Can the Post Still Deliver?

The last few years have seen a quantum change for the world’s Postal Operators. Accelerated digitization is continuing to change the way people communicate and shop, creating both a huge challenge and equally, a significant opportunity.

A recent McKinsey white paper stated that mail volumes have already declined by more than 30% since 2005 and will likely decline by a further 25% by 2025. At the same time, e-commerce will be worth in excess of $8 trillion (GMV) by 2025 and account for more than 25% of total retail sales by 2021.

Postal Letters featured image
Postal Letters

Now you would think that one would offset the other and that the postal sector would be flourishing in the new world, but that isn’t the case. Only half of the top 20 postal operators have managed to demonstrate success in transferring their leadership position in the mail to a leadership position in a parcel, and are, for the most part struggling financially.

The problem is that the e-commerce world is just very, very different!

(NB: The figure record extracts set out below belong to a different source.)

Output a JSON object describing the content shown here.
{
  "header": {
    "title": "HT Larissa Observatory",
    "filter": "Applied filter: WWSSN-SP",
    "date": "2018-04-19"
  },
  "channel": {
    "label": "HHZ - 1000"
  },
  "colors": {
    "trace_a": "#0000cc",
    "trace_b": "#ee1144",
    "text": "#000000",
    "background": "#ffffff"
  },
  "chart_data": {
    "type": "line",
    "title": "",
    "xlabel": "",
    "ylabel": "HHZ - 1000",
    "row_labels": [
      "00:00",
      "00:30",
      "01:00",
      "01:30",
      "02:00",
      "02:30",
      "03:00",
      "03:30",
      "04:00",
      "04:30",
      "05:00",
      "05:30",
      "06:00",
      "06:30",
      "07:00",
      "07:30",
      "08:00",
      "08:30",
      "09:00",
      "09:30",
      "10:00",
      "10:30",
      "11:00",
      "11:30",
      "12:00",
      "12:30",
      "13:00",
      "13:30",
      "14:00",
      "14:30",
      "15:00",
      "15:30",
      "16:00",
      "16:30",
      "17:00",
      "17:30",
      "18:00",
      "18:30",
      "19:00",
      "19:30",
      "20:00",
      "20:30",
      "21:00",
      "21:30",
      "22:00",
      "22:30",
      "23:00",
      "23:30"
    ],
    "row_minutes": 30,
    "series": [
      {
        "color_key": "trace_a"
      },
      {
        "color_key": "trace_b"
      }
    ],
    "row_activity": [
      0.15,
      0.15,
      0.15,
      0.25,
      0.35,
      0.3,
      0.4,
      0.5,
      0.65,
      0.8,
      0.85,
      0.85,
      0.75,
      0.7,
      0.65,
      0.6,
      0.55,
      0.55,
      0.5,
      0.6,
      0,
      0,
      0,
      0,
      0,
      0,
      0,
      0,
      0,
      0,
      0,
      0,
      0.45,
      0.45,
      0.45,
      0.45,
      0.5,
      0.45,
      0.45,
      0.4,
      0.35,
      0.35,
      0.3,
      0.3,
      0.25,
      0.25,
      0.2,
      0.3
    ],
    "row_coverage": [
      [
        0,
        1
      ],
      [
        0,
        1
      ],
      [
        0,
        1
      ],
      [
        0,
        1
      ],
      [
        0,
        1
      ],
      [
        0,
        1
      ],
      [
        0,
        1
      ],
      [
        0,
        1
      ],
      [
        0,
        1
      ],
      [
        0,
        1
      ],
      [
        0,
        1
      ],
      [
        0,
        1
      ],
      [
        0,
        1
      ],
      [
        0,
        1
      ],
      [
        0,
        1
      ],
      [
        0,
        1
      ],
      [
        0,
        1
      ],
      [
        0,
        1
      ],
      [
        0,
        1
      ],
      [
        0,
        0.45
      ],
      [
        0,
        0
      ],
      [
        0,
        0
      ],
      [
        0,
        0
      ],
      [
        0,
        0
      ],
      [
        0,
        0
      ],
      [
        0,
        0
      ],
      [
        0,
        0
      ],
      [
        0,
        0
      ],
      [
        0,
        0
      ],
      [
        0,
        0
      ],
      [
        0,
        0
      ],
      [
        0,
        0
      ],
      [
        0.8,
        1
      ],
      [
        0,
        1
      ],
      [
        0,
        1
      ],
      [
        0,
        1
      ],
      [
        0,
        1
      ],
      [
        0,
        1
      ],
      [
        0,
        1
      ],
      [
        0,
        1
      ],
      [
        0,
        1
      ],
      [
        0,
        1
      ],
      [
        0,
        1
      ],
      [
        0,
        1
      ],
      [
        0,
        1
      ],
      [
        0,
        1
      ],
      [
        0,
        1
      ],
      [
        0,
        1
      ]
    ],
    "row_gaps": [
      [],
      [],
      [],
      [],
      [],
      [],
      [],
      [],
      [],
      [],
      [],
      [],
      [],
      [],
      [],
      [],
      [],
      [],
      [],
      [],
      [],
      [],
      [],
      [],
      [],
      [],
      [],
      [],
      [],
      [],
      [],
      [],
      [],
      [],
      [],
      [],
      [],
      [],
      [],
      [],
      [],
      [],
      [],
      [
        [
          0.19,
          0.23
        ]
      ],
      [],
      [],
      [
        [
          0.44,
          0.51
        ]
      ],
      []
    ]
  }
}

Consumers are asking for more choice, more convenience and more control. They expect the choice of delivery speed; the same hour, same day, next day, deferred, they want greater transparency and convenience, and all at an incredibly low price – 70% percent of consumers still expect e-commerce deliveries to be free!

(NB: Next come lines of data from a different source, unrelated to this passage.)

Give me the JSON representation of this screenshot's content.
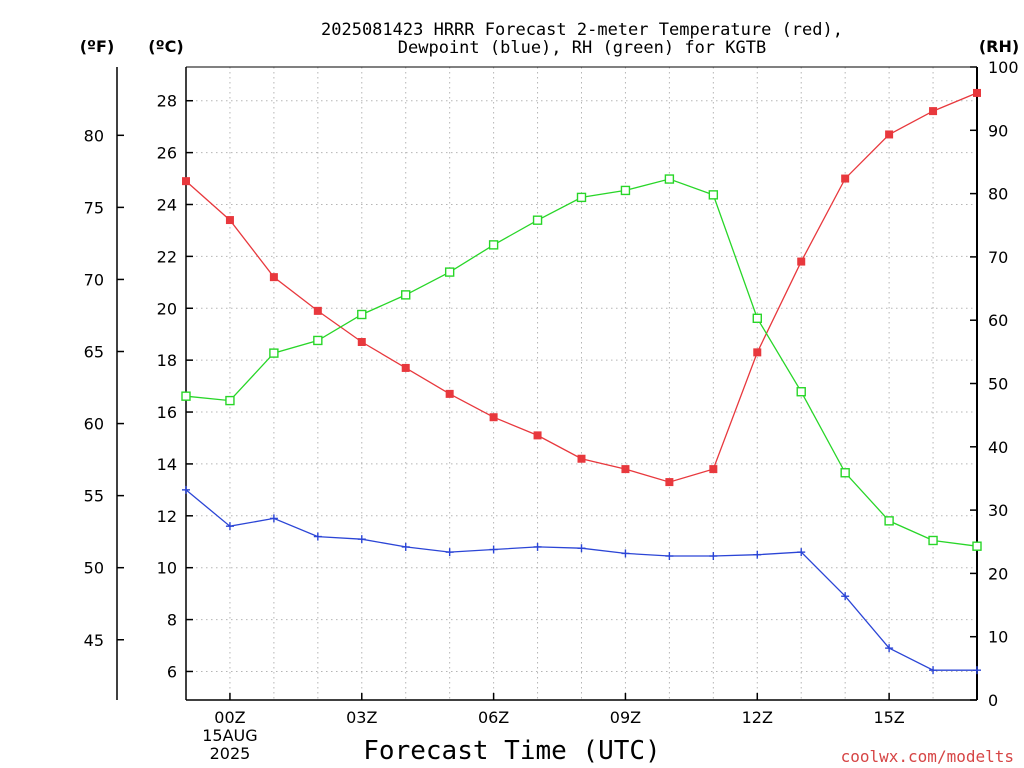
{
  "chart_data": {
    "type": "line",
    "title_lines": [
      "2025081423 HRRR Forecast 2-meter Temperature (red),",
      "Dewpoint (blue), RH (green) for KGTB"
    ],
    "xlabel": "Forecast Time (UTC)",
    "credit": "coolwx.com/modelts",
    "units": {
      "fahrenheit": "(ºF)",
      "celsius": "(ºC)",
      "rh": "(RH)"
    },
    "x_hours": [
      -1,
      0,
      1,
      2,
      3,
      4,
      5,
      6,
      7,
      8,
      9,
      10,
      11,
      12,
      13,
      14,
      15,
      16,
      17
    ],
    "x_ticks": [
      {
        "hour": 0,
        "lines": [
          "00Z",
          "15AUG",
          "2025"
        ]
      },
      {
        "hour": 3,
        "lines": [
          "03Z"
        ]
      },
      {
        "hour": 6,
        "lines": [
          "06Z"
        ]
      },
      {
        "hour": 9,
        "lines": [
          "09Z"
        ]
      },
      {
        "hour": 12,
        "lines": [
          "12Z"
        ]
      },
      {
        "hour": 15,
        "lines": [
          "15Z"
        ]
      }
    ],
    "xlim": [
      -1,
      17
    ],
    "celsius_axis": {
      "range": [
        4.9,
        29.3
      ],
      "ticks": [
        6,
        8,
        10,
        12,
        14,
        16,
        18,
        20,
        22,
        24,
        26,
        28
      ]
    },
    "fahrenheit_axis": {
      "ticks": [
        45,
        50,
        55,
        60,
        65,
        70,
        75,
        80
      ]
    },
    "rh_axis": {
      "range": [
        0,
        100
      ],
      "ticks": [
        0,
        10,
        20,
        30,
        40,
        50,
        60,
        70,
        80,
        90,
        100
      ]
    },
    "grid": true,
    "series": [
      {
        "key": "temperature",
        "color": "#e8383d",
        "marker": "filled-square",
        "axis": "celsius",
        "values": [
          24.9,
          23.4,
          21.2,
          19.9,
          18.7,
          17.7,
          16.7,
          15.8,
          15.1,
          14.2,
          13.8,
          13.3,
          13.8,
          18.3,
          21.8,
          25.0,
          26.7,
          27.6,
          28.3
        ]
      },
      {
        "key": "dewpoint",
        "color": "#2b45d6",
        "marker": "plus",
        "axis": "celsius",
        "values": [
          13.0,
          11.6,
          11.9,
          11.2,
          11.1,
          10.8,
          10.6,
          10.7,
          10.8,
          10.75,
          10.55,
          10.45,
          10.45,
          10.5,
          10.6,
          8.9,
          6.9,
          6.05,
          6.05
        ]
      },
      {
        "key": "rh",
        "color": "#28d628",
        "marker": "open-square",
        "axis": "rh",
        "values": [
          48.0,
          47.3,
          54.8,
          56.8,
          60.9,
          64.0,
          67.6,
          71.9,
          75.8,
          79.4,
          80.5,
          82.3,
          79.8,
          60.3,
          48.7,
          35.9,
          28.3,
          25.2,
          24.3
        ]
      }
    ]
  }
}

Competition is getting tougher. The giants; Amazon, Alibaba, Walmart and JD.com, along with many, many other local and regional players like Lazada, Shopee, Flipkart, MercadoLibre, etc., are building out their own and highly effective logistics capability, known in the industry as ‘captive’, and by now have captured 30 to 50 percent market share – putting a large chunk of the e-commerce logistics markets out of reach already and putting their existing business at risk.

Legacy costs undermine their competitiveness. Fixed models, the Universal Service Obligation commitments, outdated delivery models, increasing wages and benefits often mean that labor costs are 20% to 40% higher than those of their new competitors

All of that said, the upside should continue to excite! The global e-commerce opportunity is already huge and will only get bigger and bigger, presenting an amazing opportunity to those postal operators who really ‘get it’ and who can see the path to greatness. So where should they focus:

  1. Where to Play

Not all e-commerce customers are necessarily the right customers and not all geographies are the right geographies.

Most global markets are dominated by 3 or 4 ‘giants’ who can provide you with a significant number of parcels, but they come at very low margins and incredibly high demands. As mentioned earlier, many ‘platforms’ have developed their own ‘captive’ logistics infrastructure, as such the volume you often get is the volume they don’t want – and if they haven’t figured how to make money in that category or to that geography, it is unlikely you will!

You should clearly develop a commercial strategy that includes which customer segments you are focused on, which geographies, estimate the category and market growth of each, the market potential, the risks, and the areas where you can clearly win.

Critically, you don’t need to go after all – size isn’t everything! Target the right products, the right customers, the right geographies, the ones that will deliver sustainable and profitable growth, the ones where you can win.

  • How to Play

Having identified who you will focus on, next you need to develop a solid infra-structure plan that moves your operation from ‘flats’ and ‘letter’, to accommodate ‘parcels’.

You must take an almost draconian approach to cost-cutting. The goal must be to create an infrastructure that allows you to deliver on the customer experience requirements and at the lowest cost. You should drive intelligent automation, especially in the terminals and sort centers that delivers a lower unit cost for delivery and distribution, and finally, explore alternate delivery and labor models that deliver a smile in the last mile.

  • How to Get Organized

The Postal sector is a little too established, bureaucratic and far too internally focused and as we all know the ‘disruptors’ aren’t! You need to take a long hard look at your culture, your leadership team, processes and governance and ask are you set up to compete and win.

As such, take a long hard look and where needed redesign the center, the structures, the support teams, the processes and finances so that all are pointed towards the customer and the opportunity.

In summary, the environment has changed and changed beyond anyone’s imagination, and for the postal operators the transformation required is no longer a ‘nice to have’, it is a necessity. This is the start of an exciting transformation journey in an increasingly online and digitalized world – The Post Office can still deliver!